Krakoen nous a habitué cette année à savourer ses petits noirs. Ce sont des nouvelles d’une vingtaine de pages, à moins de 3 euros. Chacune de ces nouvelles est écrite par un auteur différent. La précédente livraison avait été dégustée là, voici donc les petits noirs de septembre, avec un petit arrière goût de cynisme.
Boarding, de Jean-Marc Demetz :
Midi, tu prendras l’avion et ce soir, tu revivoteras dans une autre ville d’un autre pays. Ne crois pas y trouver l’apaisement, fumier ! Même si tu as décidé d’enrayer ta série meurtrière,
rien ne retirera de ta tête de fêlé les flash-back qui te tire-bouchonnent les méninges. Tu subiras jusqu’au trépas le racket des remords qui taraudent ton corps à en vomir.
Mon avis : Il ne fait pas bon s’appeler Dupont sur l’ile. Un tueur décide de les supprimer pour réparer une injustice. Si le sujet évité le thème de la vengeance, il est bigrement agréable à lire et se termine en apothéose avec une fin qui, personnellement m’a fait éclater de rire. Jean Marc Demetz est un auteur qu’il va falloir que je lise.
Chapeau, de Hervé Sard :
Ces soirs-là, il ne se faisait pas
prier. Ses yeux brillaient du feu de ses excès. Du moins, c’est ce qu’on croyait. Il parlait, parlait, parlait encore avec sa drôle de voix. Un peu rauque, à cause du tabac. Envoûtante, étrange.

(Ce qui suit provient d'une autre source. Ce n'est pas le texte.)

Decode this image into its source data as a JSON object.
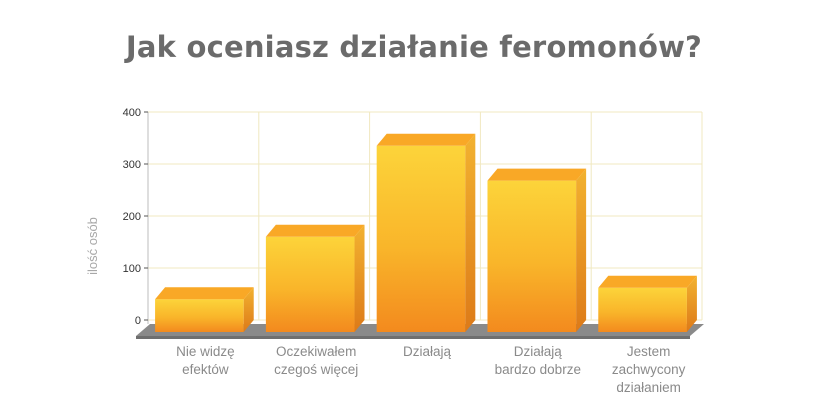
{
  "chart_data": {
    "type": "bar",
    "title": "Jak oceniasz działanie feromonów?",
    "ylabel": "ilość osób",
    "xlabel": "",
    "categories": [
      [
        "Nie widzę",
        "efektów"
      ],
      [
        "Oczekiwałem",
        "czegoś więcej"
      ],
      [
        "Działają"
      ],
      [
        "Działają",
        "bardzo dobrze"
      ],
      [
        "Jestem",
        "zachwycony",
        "działaniem"
      ]
    ],
    "values": [
      40,
      160,
      335,
      268,
      62
    ],
    "ylim": [
      0,
      400
    ],
    "yticks": [
      0,
      100,
      200,
      300,
      400
    ],
    "grid": true,
    "colors": {
      "bar_top": "#fcd43a",
      "bar_mid": "#f9b52a",
      "bar_bottom": "#f38a1e",
      "bar_side": "#e2811a",
      "bar_cap": "#f9a826",
      "grid": "#f0e8c0",
      "floor": "#8a8a8a",
      "title": "#6b6b6b"
    }
  }
}
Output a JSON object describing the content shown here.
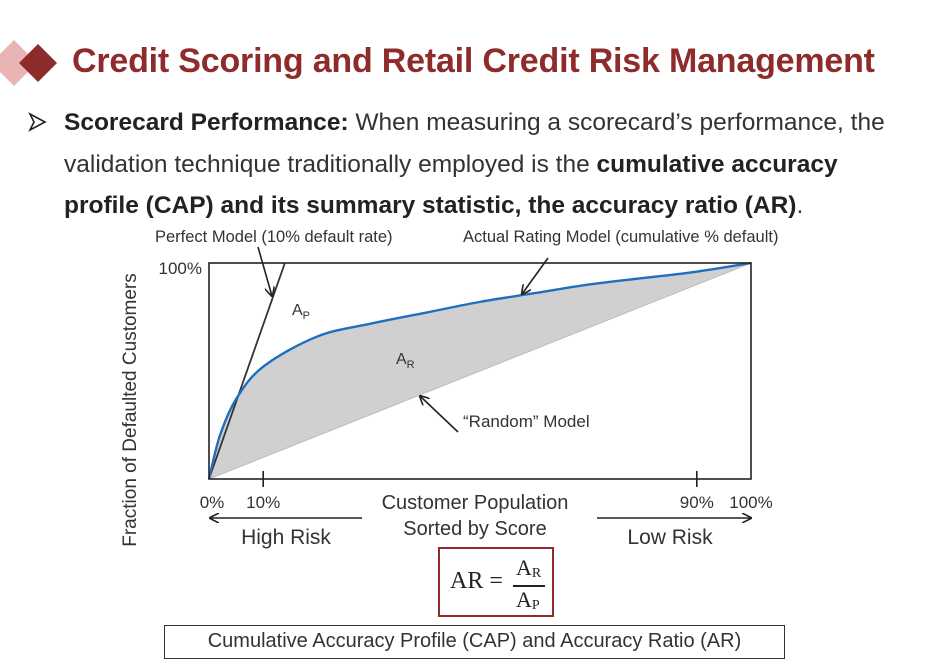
{
  "header": {
    "title": "Credit Scoring and Retail Credit Risk Management"
  },
  "body": {
    "bullet_label": "Scorecard Performance:",
    "text_1": " When measuring a scorecard’s performance, the validation technique traditionally employed is the ",
    "emphasis": "cumulative accuracy profile (CAP) and its summary statistic, the accuracy ratio (AR)",
    "text_2": "."
  },
  "chart_data": {
    "type": "line",
    "title": "",
    "xlabel": "Customer Population Sorted by Score",
    "ylabel": "Fraction of Defaulted Customers",
    "xlim": [
      0,
      100
    ],
    "ylim": [
      0,
      100
    ],
    "x_ticks": [
      "0%",
      "10%",
      "90%",
      "100%"
    ],
    "y_ticks": [
      "100%"
    ],
    "grid": false,
    "series": [
      {
        "name": "Perfect Model (10% default rate)",
        "x": [
          0,
          10,
          14
        ],
        "y": [
          0,
          100,
          100
        ]
      },
      {
        "name": "Actual Rating Model (cumulative % default)",
        "x": [
          0,
          2,
          5,
          10,
          20,
          30,
          40,
          50,
          60,
          70,
          80,
          90,
          100
        ],
        "y": [
          0,
          20,
          37,
          52,
          66,
          72,
          77,
          82,
          86,
          90,
          93,
          96,
          100
        ]
      },
      {
        "name": "“Random” Model",
        "x": [
          0,
          100
        ],
        "y": [
          0,
          100
        ]
      }
    ],
    "annotations": {
      "perfect_model": "Perfect Model (10% default rate)",
      "actual_model": "Actual Rating Model (cumulative % default)",
      "random_model": "“Random” Model",
      "area_p": "A",
      "area_p_sub": "P",
      "area_r": "A",
      "area_r_sub": "R",
      "high_risk": "High Risk",
      "low_risk": "Low Risk",
      "xlabel_line1": "Customer Population",
      "xlabel_line2": "Sorted by Score"
    },
    "colors": {
      "actual_curve": "#1f6fbf",
      "shaded_area": "#d0d0d0",
      "perfect_line": "#333333",
      "frame": "#222222"
    }
  },
  "formula": {
    "lhs": "AR =",
    "num": "A",
    "num_sub": "R",
    "den": "A",
    "den_sub": "P"
  },
  "caption": "Cumulative Accuracy Profile (CAP) and Accuracy Ratio (AR)",
  "colors": {
    "brand": "#8e2b2b",
    "diamond_light": "#e9b4b4"
  }
}
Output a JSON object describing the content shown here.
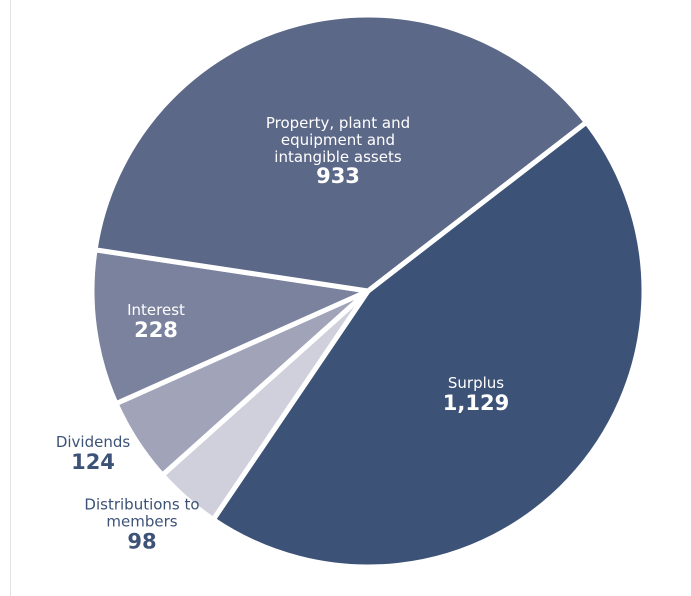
{
  "chart_data": {
    "type": "pie",
    "categories": [
      "Surplus",
      "Distributions to members",
      "Dividends",
      "Interest",
      "Property, plant and equipment and intangible assets"
    ],
    "values": [
      1129,
      98,
      124,
      228,
      933
    ],
    "value_labels": [
      "1,129",
      "98",
      "124",
      "228",
      "933"
    ],
    "colors": [
      "#3d5277",
      "#cfd0db",
      "#a1a4b9",
      "#7b829d",
      "#5c6887"
    ]
  }
}
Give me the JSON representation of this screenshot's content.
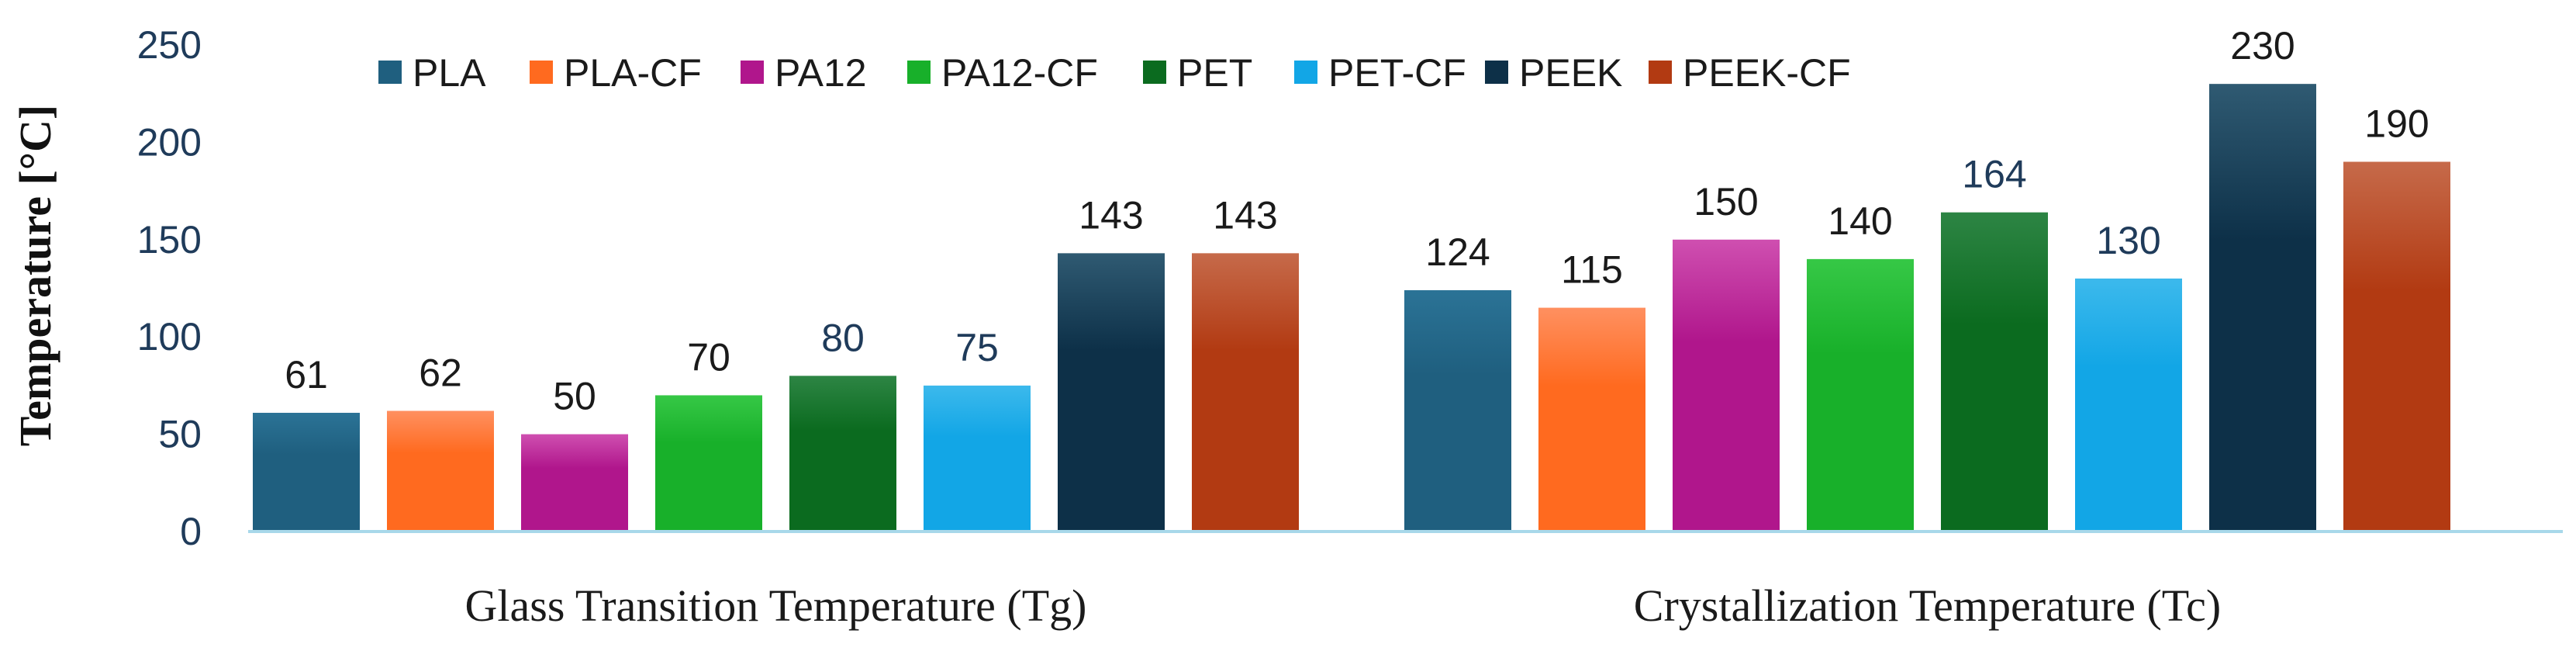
{
  "chart_data": {
    "type": "bar",
    "title": "",
    "xlabel": "",
    "ylabel": "Temperature [°C]",
    "ylim": [
      0,
      250
    ],
    "yticks": [
      0,
      50,
      100,
      150,
      200,
      250
    ],
    "grid": false,
    "legend_position": "top",
    "categories": [
      "Glass Transition Temperature (Tg)",
      "Crystallization Temperature (Tc)"
    ],
    "series": [
      {
        "name": "PLA",
        "color": "#1f5f7f",
        "color_light": "#2b7396",
        "values": [
          61,
          124
        ],
        "label_colors": [
          "#1a1a1a",
          "#1a1a1a"
        ]
      },
      {
        "name": "PLA-CF",
        "color": "#ff6a1f",
        "color_light": "#ff9060",
        "values": [
          62,
          115
        ],
        "label_colors": [
          "#1a1a1a",
          "#1a1a1a"
        ]
      },
      {
        "name": "PA12",
        "color": "#b0168c",
        "color_light": "#cf4fb0",
        "values": [
          50,
          150
        ],
        "label_colors": [
          "#1a1a1a",
          "#1a1a1a"
        ]
      },
      {
        "name": "PA12-CF",
        "color": "#18b02a",
        "color_light": "#36c846",
        "values": [
          70,
          140
        ],
        "label_colors": [
          "#1a1a1a",
          "#1a1a1a"
        ]
      },
      {
        "name": "PET",
        "color": "#0b6b1f",
        "color_light": "#2d8544",
        "values": [
          80,
          164
        ],
        "label_colors": [
          "#1f3b5a",
          "#1f3b5a"
        ]
      },
      {
        "name": "PET-CF",
        "color": "#12a6e6",
        "color_light": "#3cb9ec",
        "values": [
          75,
          130
        ],
        "label_colors": [
          "#1f3b5a",
          "#1f3b5a"
        ]
      },
      {
        "name": "PEEK",
        "color": "#0d3048",
        "color_light": "#2f5a72",
        "values": [
          143,
          230
        ],
        "label_colors": [
          "#1a1a1a",
          "#1a1a1a"
        ]
      },
      {
        "name": "PEEK-CF",
        "color": "#b23a12",
        "color_light": "#c66a4a",
        "values": [
          143,
          190
        ],
        "label_colors": [
          "#1a1a1a",
          "#1a1a1a"
        ]
      }
    ]
  }
}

La voix d’un homme qui en avait vu des choses, qui ne voulait pas oublier. À qui cela faisait du bien de ressasser le passé. Alors il racontait l’histoire de Mistinguett, vedette d’un soir d’un
bal du 14 juillet.
Mon avis : Outre que j’ai rencontré plusieurs fois Hervé Sard dans les salons polar, outre le fait que j’ai adoré son Crépuscule des gueux, je dois avoué que je retrouve dans cette nouvelle tout ce que j’ai aimé : cette nouvelle est emplie d’humanisme, d’amour pour ses personnages, et si le sujet est noir, l’ambiance des petits bars où des gens qui ne se connaissent pas finissent par se fréquenter est remarquablement rendue, et l’histoire en ressort grandie par l’émotion qu’elle donne.
Lucille, de Franck Membribe :
A cet instant j’ai empoigné un
extincteur. Un acte réflexe. Le bruit des fixations arrachées au mur a fait sursauter le colosse. J’ai lu l’effet de surprise dans ses yeux juste avant de lui éclater la gueule avec le réservoir.
Il est tombé raide. Je n’ai jamais cogné aussi fort de toute ma vie.
— C’est qui ce nase ? Putain, Lucille !
Mon avis : Comme le narrateur, je suis tombé amoureux de ses fantasmes, de Lucille, de ses airs vaporeux, alors que je ne la connaissais pas avtn de tourner la première page. Une nouvelle très forte par son évocation, et d’autant plus cruelle par sa fin.
Ligne 13, d’Antoine Blocier :
Céline se retourna, prit peur à
nouveau. Ce malade la suivait. Vite, trouver un refuge, un lieu avec des gens, des flics… Heureusement elle savait courir et faufiler sa frêle silhouette avec agilité… Elle se retourna. Pas de
taré à l’horizon. Ouf ! Son cœur s’apprêtait à jaillir de sa poitrine… « On se calme, ma fille, se dit-elle, on se calme. »
Mon avis : Cette nouvelle est la démonstration que le vendredi 13 porte chance, quoique … vous vous doutez bien que, dans le domaine du noir, ça se termine comme on n’aurait pas pu l’imaginer. Eh bien, ici, on ne sait pas comment cela va se finir, jusqu’à la dernière ligne. Une lecture jouissive.
Encubé, de Frédéric Prilleux :
Un homme joufflu coiffé d’une casquette
marine contemplait avec dégoût l’un des cinq parallélépipèdes exposés exceptionnellement au premier étage de la maison du Bourreau. Les tableaux régionalistes de Mathurin Méheut avaient, pour un
temps, cédé leur place aux dernières créations de MasH…
Mon avis : Sous ses airs d’histoire qui démarre dans tous les sens, la construction aboutit dans une scène d’apothéose, démontrant tout l’humour noir de l’auteur sans que le lecteur n’y trouve une explication claire. Il est à remarquer aussi le style très court, très efficace, et un talent remarquable de poser le bon mot au bon endroit.